We replanted the corn again this Saturday because mice got it the first time and the crows got it this week. Lee can dig the straightest furrows of anyone at the garden and Ellen can carefully place each corn seed where it should go. I guess both of them have had a lot of experience this year. Lee strung ribbons of videotape from posts on the edges of the corn plot. If a storm doesn’t blow the videotape down again, the light reflecting off the tape should keep the crows away.

Other than replanting the corn, the summer garden is pretty much planted and we are in maintenance mode. I strung a low trellis for the four rows of snow peas before I ran out of string and I put in poles for the beans that will need a string trellis too. Thanks to Faye and Michael who did a lot of hoeing and the BMHC staff who mowed close to the garden, we are managing to keep the weeds under control. One of the fields that we did not plant is a very good visual of what our garden would look like if we didn’t keep after the weeds.

We expect to harvest more kale and radishes next week but there aren’t enough to donate to the food banks, so they are free to the volunteers. Doesn’t that make you want to come?!

— Jane


June 18, 2011.

The garden is looking really good. The squash and cucumbers are up, the corn and beans have sprouted, and the tomatoes are looking very healthy. Most of the hard work in the garden is done now that the majority of the plants are in and most of the seeds are planted, but we still need volunteers. Lee was at the garden alone on Saturday and he staked the peas, fertilized, and weeded between the rows.

Weeds will continue to be a problem all summer, and we need to do some hand weeding close to the plants. We have a few more plants to put in the ground and there are still plenty of seeds, if we choose to plant them. Lee said that the radishes and kale will be ready for harvesting on Saturday, June 25. So, if you like radishes or kale come and get your fill. Even if you don’t you should come and watch the beans grow… and pull a few weeds.
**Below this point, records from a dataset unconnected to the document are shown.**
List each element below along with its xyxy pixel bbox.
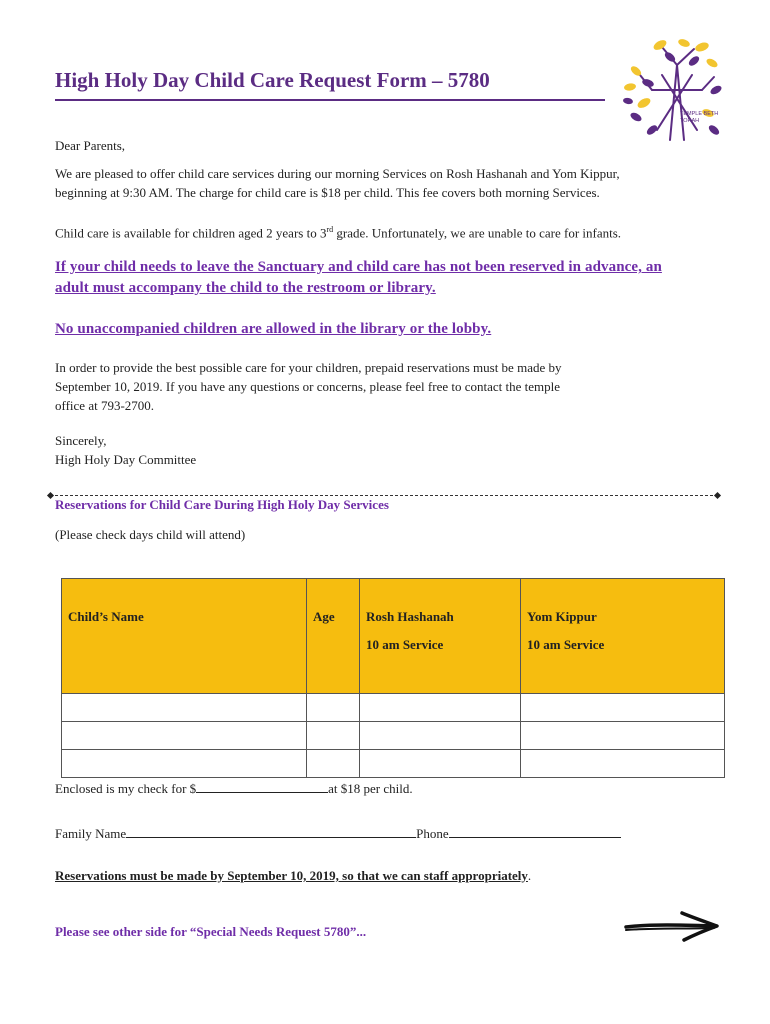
- table-header-row: [62, 579, 725, 694]
- intro-line: We are pleased to offer child care services during our morning Services on Rosh Hashanah and Yom Kippur,: [55, 166, 620, 181]
- child-name-cell[interactable]: [62, 750, 307, 778]
- check-rate-label: at $18 per child.: [328, 781, 413, 796]
- warning-line: If your child needs to leave the Sanctuary and child care has not been reserved in advance, an: [55, 259, 662, 275]
- family-line: [55, 823, 621, 843]
- cut-line-end: [714, 492, 721, 499]
- right-arrow-icon: [622, 910, 722, 942]
- age-text: Child care is available for children aged 2 years to 3: [55, 225, 327, 241]
- reservation-line: In order to provide the best possible care for your children, prepaid reservations must be made by: [55, 360, 562, 375]
- check-label: Enclosed is my check for $: [55, 781, 197, 796]
- family-name-field[interactable]: [126, 823, 416, 838]
- yom-kippur-check-cell[interactable]: [521, 722, 725, 750]
- check-line: [55, 778, 413, 798]
- check-amount-field[interactable]: [196, 778, 328, 793]
- reservation-title: Reservations for Child Care During High Holy Day Services: [55, 497, 389, 512]
- rosh-hashanah-check-cell[interactable]: [360, 750, 521, 778]
- deadline-text: Reservations must be made by September 10, 2019, so that we can staff appropriately: [55, 868, 528, 883]
- warning-line: adult must accompany the child to the restroom or library.: [55, 280, 436, 296]
- deadline-period: .: [527, 868, 532, 883]
- sign-off: [55, 431, 196, 469]
- cut-line-end: [47, 492, 54, 499]
- closing: Sincerely,: [55, 433, 107, 448]
- age-cell[interactable]: [307, 750, 360, 778]
- child-name-cell[interactable]: [62, 694, 307, 722]
- age-superscript: rd: [326, 225, 334, 234]
- reservation-line: office at 793-2700.: [55, 398, 155, 413]
- deadline-notice: [55, 868, 531, 884]
- intro-line: beginning at 9:30 AM. The charge for child care is $18 per child. This fee covers both morning Services.: [55, 185, 600, 200]
- column-header-yom-kippur: Yom Kippur 10 am Service: [521, 579, 725, 694]
- age-cell[interactable]: [307, 694, 360, 722]
- table-row: [62, 750, 725, 778]
- table-row: [62, 694, 725, 722]
- reservation-instruction: (Please check days child will attend): [55, 527, 246, 542]
- reservation-table: [61, 578, 725, 778]
- reservation-line: September 10, 2019. If you have any questions or concerns, please feel free to contact the temple: [55, 379, 561, 394]
- family-name-label: Family Name: [55, 826, 127, 841]
- see-other-side-note: Please see other side for “Special Needs Request 5780”...: [55, 924, 367, 939]
- phone-label: Phone: [416, 826, 449, 841]
- age-cell[interactable]: [307, 722, 360, 750]
- rosh-hashanah-check-cell[interactable]: [360, 694, 521, 722]
- yom-kippur-check-cell[interactable]: [521, 694, 725, 722]
- title-divider: [55, 99, 605, 101]
- greeting: Dear Parents,: [55, 138, 126, 153]
- page-title: High Holy Day Child Care Request Form – 5780: [55, 68, 490, 92]
- table-row: [62, 722, 725, 750]
- logo-text: TEMPLE BETH TORAH: [680, 111, 719, 124]
- child-name-cell[interactable]: [62, 722, 307, 750]
- column-header-name: Child’s Name: [62, 579, 307, 694]
- lobby-warning: No unaccompanied children are allowed in the library or the lobby.: [55, 321, 492, 337]
- age-text: grade. Unfortunately, we are unable to care for infants.: [333, 225, 622, 241]
- column-header-rosh-hashanah: Rosh Hashanah 10 am Service: [360, 579, 521, 694]
- temple-tree-logo-icon: [622, 35, 722, 150]
- age-paragraph: [55, 220, 621, 242]
- rosh-hashanah-check-cell[interactable]: [360, 722, 521, 750]
- intro-paragraph: [55, 164, 620, 202]
- phone-field[interactable]: [449, 823, 621, 838]
- yom-kippur-check-cell[interactable]: [521, 750, 725, 778]
- cut-line: [50, 495, 718, 496]
- signature: High Holy Day Committee: [55, 452, 197, 467]
- column-header-age: Age: [307, 579, 360, 694]
- reservation-paragraph: [55, 358, 561, 415]
- restroom-warning: [55, 257, 662, 299]
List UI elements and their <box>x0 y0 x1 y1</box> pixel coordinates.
We are there every Saturday from 9:00 – 11:00 am.

Jane Laping

The World On Wednesday…Transitional Ethics

Transitional Ethics

“What’s the point?”

“It’s too hard!”

“I’m too busy for that hippie stuff.”

“I’m driving everywhere anyway.”

…and you’re right.  Consider though, that our world began to evolve millennia ago with clean waters, green pastures….and it has taken thousands of years to create pollution, greenhouse gases, contaminated drinking water.  How can we expect to change everything immediately and with huge obvious results?

Think about the big picture and make an informed decision about trade-offs.  For example, it may not be wise to mortgage your home to install solar panels….. but it may be wise to drive to the store and buy heirloom seeds to feed your family and preserve the traits of said item.
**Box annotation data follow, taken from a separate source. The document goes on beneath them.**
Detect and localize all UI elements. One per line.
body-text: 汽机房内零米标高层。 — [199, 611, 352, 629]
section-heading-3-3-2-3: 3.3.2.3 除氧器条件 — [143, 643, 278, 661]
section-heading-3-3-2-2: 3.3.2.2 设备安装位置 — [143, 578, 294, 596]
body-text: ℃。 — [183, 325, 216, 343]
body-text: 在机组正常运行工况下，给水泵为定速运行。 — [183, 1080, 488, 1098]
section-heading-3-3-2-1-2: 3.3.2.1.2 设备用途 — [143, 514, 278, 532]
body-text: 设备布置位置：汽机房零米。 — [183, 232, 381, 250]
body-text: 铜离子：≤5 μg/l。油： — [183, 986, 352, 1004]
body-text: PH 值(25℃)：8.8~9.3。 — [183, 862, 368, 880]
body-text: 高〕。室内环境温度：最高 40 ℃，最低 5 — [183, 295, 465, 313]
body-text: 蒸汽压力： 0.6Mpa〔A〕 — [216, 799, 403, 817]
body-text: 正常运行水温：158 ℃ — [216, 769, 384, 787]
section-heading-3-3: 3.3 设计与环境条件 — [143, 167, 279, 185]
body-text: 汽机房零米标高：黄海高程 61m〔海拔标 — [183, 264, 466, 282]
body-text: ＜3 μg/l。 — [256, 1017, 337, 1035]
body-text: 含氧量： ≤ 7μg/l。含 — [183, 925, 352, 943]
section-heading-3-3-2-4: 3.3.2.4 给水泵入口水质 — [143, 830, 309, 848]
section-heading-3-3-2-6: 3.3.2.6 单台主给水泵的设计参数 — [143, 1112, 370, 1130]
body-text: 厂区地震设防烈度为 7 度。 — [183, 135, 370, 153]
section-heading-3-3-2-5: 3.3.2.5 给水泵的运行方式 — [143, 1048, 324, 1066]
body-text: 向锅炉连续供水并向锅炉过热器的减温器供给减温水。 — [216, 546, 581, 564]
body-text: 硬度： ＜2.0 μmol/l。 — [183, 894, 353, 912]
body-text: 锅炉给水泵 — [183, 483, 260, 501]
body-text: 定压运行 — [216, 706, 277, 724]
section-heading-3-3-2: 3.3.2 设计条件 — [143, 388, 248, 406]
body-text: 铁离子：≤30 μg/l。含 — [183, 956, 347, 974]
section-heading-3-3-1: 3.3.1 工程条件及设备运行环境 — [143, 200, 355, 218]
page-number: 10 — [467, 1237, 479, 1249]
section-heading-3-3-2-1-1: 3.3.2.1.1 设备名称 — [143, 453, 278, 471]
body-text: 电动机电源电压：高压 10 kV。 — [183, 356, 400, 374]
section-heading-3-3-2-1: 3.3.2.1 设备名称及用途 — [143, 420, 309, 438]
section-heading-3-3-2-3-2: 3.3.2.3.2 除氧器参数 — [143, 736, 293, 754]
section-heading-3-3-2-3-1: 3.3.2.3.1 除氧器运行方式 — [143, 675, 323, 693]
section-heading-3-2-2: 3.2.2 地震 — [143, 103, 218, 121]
Does the end justify the means— transitional ethics isn’t selling out and under-greening, its being REALISTIC.


June 11, 2011.

The Lord did bless our garden with rain and most of the tomato plants survived. The peas still look good and the radishes and chard are thriving. The corn we planted a few weeks ago looks like it was eaten by mice, and the squash and cucumber seeds we planted last week have not sprouted. The weeds are doing their best to take over the entire garden, but we are not discouraged.

A new group of volunteers worked very well together again this week. We implemented the “assembly line technique” again and planted at least 30 more tomato plants, mostly where the ones we planted last week had not survived. Elaine dug the holes, Ellen put in the plants, and Howard fetched water from the creek and watered the new tomato plants. This group continued their pattern and planted 50 sweet potato “slips.” Those will be fun to harvest because you have to dig for them.
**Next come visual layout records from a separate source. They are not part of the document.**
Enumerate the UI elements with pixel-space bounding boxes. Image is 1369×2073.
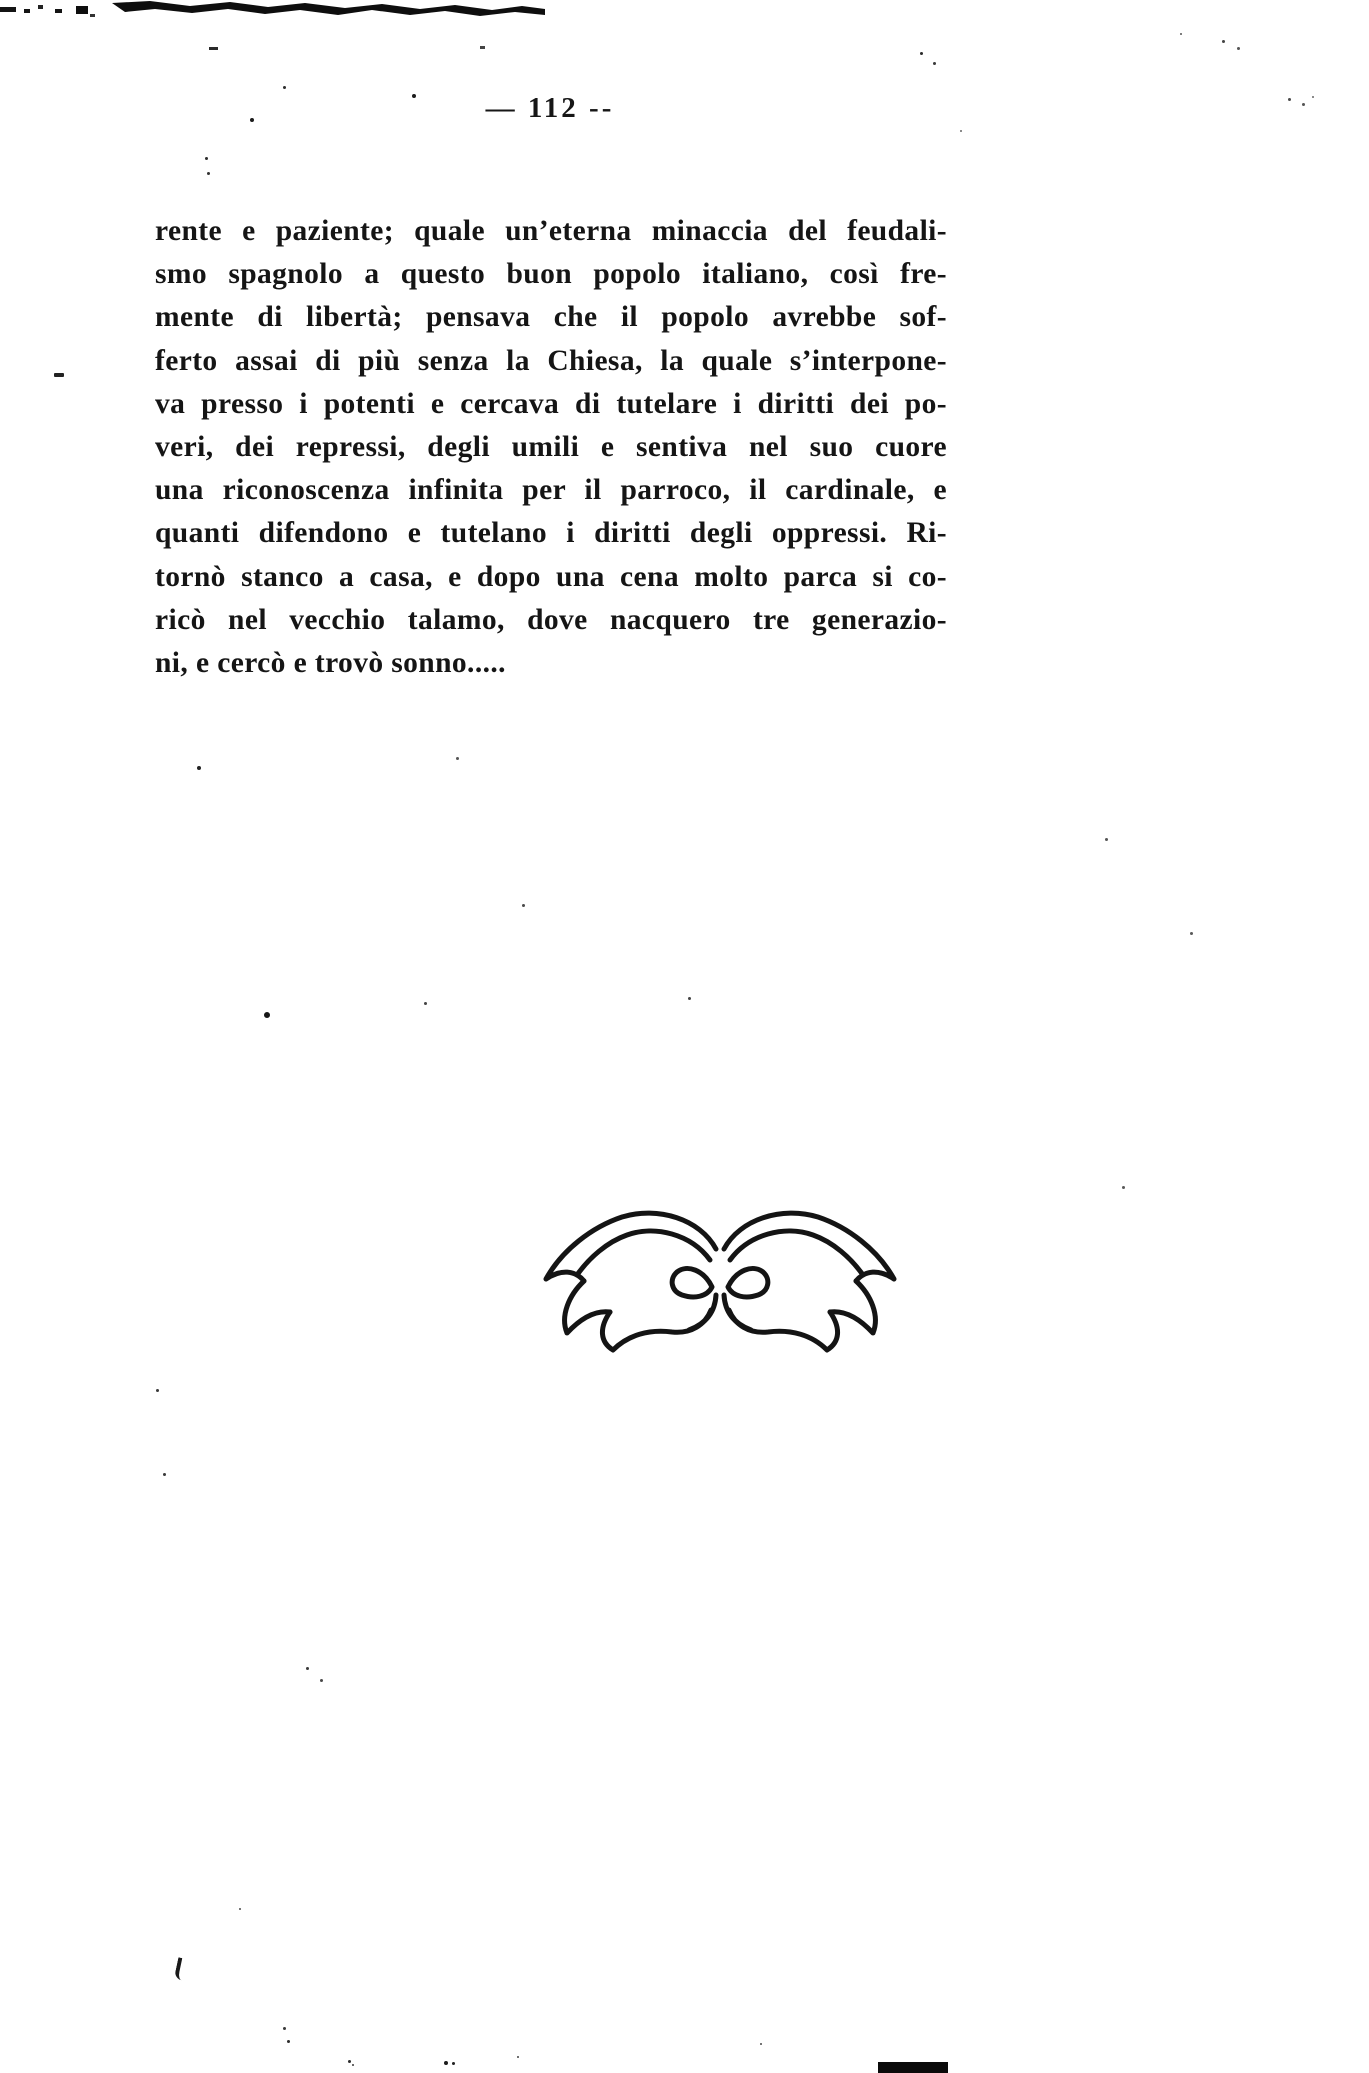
scan-speck <box>306 1667 309 1670</box>
scan-speck <box>688 997 691 1000</box>
scan-speck <box>760 2043 762 2045</box>
scan-speck <box>933 62 936 65</box>
scan-speck <box>250 118 254 122</box>
scan-speck <box>1180 33 1182 35</box>
scan-speck <box>1302 103 1305 106</box>
scan-speck <box>1222 40 1225 43</box>
text-line: ni, e cercò e trovò sonno..... <box>155 647 506 680</box>
scan-speck <box>1190 932 1193 935</box>
scan-speck <box>444 2061 448 2065</box>
scan-speck <box>1312 96 1314 98</box>
scan-speck <box>1288 98 1291 101</box>
scan-speck <box>163 1473 166 1476</box>
scan-speck <box>517 2056 519 2058</box>
scan-speck <box>920 52 923 55</box>
scan-artifact-top-edge <box>0 0 560 60</box>
text-line: tornò stanco a casa, e dopo una cena molto parca si co- <box>155 560 947 593</box>
scan-speck <box>960 130 962 132</box>
scan-speck <box>156 1389 159 1392</box>
scan-speck <box>1237 47 1240 50</box>
scan-artifact-bottom-bar <box>878 2062 948 2073</box>
scan-speck <box>239 1908 241 1910</box>
scan-speck <box>207 172 210 175</box>
scan-speck <box>320 1679 323 1682</box>
scan-speck <box>1105 838 1108 841</box>
scan-speck <box>197 766 201 770</box>
scan-speck <box>522 904 525 907</box>
scan-speck <box>424 1002 427 1005</box>
scan-speck <box>283 2027 286 2030</box>
scan-speck <box>352 2064 354 2066</box>
scan-speck <box>54 373 64 377</box>
leaf-scroll-fleuron-icon <box>540 1203 900 1353</box>
scan-speck <box>264 1012 270 1018</box>
page-number: — 112 -- <box>485 92 615 124</box>
text-line: rente e paziente; quale un’eterna minaccia del feudali- <box>155 215 947 247</box>
scan-speck <box>205 157 208 160</box>
scan-speck <box>348 2060 351 2063</box>
text-line: smo spagnolo a questo buon popolo italiano, così fre- <box>155 258 947 291</box>
text-line: una riconoscenza infinita per il parroco, il cardinale, e <box>155 474 947 507</box>
text-line: veri, dei repressi, degli umili e sentiva nel suo cuore <box>155 431 947 464</box>
scan-speck <box>412 94 416 98</box>
scan-artifact-curve-mark <box>174 1957 188 1981</box>
scan-speck <box>1122 1186 1125 1189</box>
scan-speck <box>456 757 459 760</box>
text-line: ferto assai di più senza la Chiesa, la quale s’interpone- <box>155 344 947 377</box>
scan-speck <box>287 2040 290 2043</box>
text-line: ricò nel vecchio talamo, dove nacquero tre generazio- <box>155 603 947 636</box>
text-line: va presso i potenti e cercava di tutelare i diritti dei po- <box>155 387 947 420</box>
text-line: mente di libertà; pensava che il popolo avrebbe sof- <box>155 301 947 334</box>
scan-speck <box>283 86 286 89</box>
scan-speck <box>452 2062 455 2065</box>
paragraph <box>155 210 947 685</box>
text-line: quanti difendono e tutelano i diritti degli oppressi. Ri- <box>155 517 947 550</box>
Lee brought his rototiller and turned over the area where we had planted the corn so we could reseed and try again. He said that we have until the Fourth of July to plant corn. Ann and I planted bean seeds (half-runners) in another area.

Lee also worked the space between the rows with his rototiller to turn under the weeds. It will take a major effort like that every week to keep them under control.

Next Saturday, June 18 we will stake the tomatoes and peas, plant the remaining vegetable starts that were donated, and attack a few more weeds.